Mark Wall was carrying condoms in his pocket when he arrived at a city train station to have an illegal liaison with a 13-year-old girl.
Newcastle Crown Court heard Wall thought he had been chatting to the youngster over the internet last February.
But in reality he had been snared by Dark Justice, an undercover organisation that aims to expose adults looking for illegal contact with children online.
Paedophile hunters caught Mark Wall, 31, at Newcastle Central Station where he thought he was meeting a 13-year-old girl for sex
The court heard Wall had sent a explicit picture to the profile he thought was the girl and made illicit suggestions.
He asked if the teen ‘wanted to have sex’ and discussed ‘where they would meet to have sex’.
When Wall arrived at Newcastle Central Station to meet the teenager, he was met by a member of Dark Justice.
Prosecutor Michael Bunch told the court: ‘He describes the defendant just standing there, he didn’t try to make off or resist, he stood and waited.
‘He said he had made a mistake and he would not have done anything. Officers arrived and arrested the defendant.’
Wall, of North Shields, North Tyneside, pleaded guilty to attempting to meet a child following sexual grooming.
Mr Bunch added: ‘Communication indicates sexual activity was intended. There was a number of postings to that effect.’

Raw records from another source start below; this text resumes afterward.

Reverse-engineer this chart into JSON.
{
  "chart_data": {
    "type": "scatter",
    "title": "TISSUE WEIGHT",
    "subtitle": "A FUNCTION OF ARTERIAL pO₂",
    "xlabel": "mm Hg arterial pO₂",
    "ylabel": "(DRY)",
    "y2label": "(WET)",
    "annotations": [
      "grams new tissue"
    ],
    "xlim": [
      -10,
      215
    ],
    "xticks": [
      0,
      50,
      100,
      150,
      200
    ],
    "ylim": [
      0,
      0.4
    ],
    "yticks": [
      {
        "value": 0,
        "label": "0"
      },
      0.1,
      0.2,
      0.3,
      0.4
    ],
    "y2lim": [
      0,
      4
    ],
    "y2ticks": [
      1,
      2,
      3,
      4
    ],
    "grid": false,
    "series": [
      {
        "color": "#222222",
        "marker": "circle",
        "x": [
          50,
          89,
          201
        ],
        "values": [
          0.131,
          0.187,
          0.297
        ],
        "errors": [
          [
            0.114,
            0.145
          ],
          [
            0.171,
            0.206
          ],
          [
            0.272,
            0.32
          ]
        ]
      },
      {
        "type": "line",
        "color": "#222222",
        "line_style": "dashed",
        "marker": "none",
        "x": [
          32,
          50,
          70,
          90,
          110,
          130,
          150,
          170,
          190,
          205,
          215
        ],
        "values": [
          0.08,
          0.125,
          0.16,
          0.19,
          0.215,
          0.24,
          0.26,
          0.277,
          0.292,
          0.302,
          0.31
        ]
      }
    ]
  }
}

Recorder Eric Elliott QC sentenced Wall to 16 months imprisonment, suspended for two years, with programme requirements and sex offender treatment.
Wall, from North Shields, North Tyneside, even had condoms in his pockets when Dark Justice members caught him. He was sentenced to 16 months in jail suspended for two years after the court heard he was a ‘lonely, sad individual’
Wall must sign the sex offenders register and abide by a Sexual Harm Prevention Order for ten years.
The judge told him: ‘It is not only in your interest but, of course, in the public interest that you not be sent to prison today and rather a sentence be imposed which attempts to continue to put you on the right track.’
The judge said Wall had not realised the seriousness of his behaviour at the time due to his ‘inadequacies’ and added: ‘Full realisation of what you have done has come home to you.’
Christopher Knox, defending, said Wall is a ‘lonely, sad individual’ and told the judge: ‘I would invite you to think everyone would be better protected if he had the benefit of probation care’.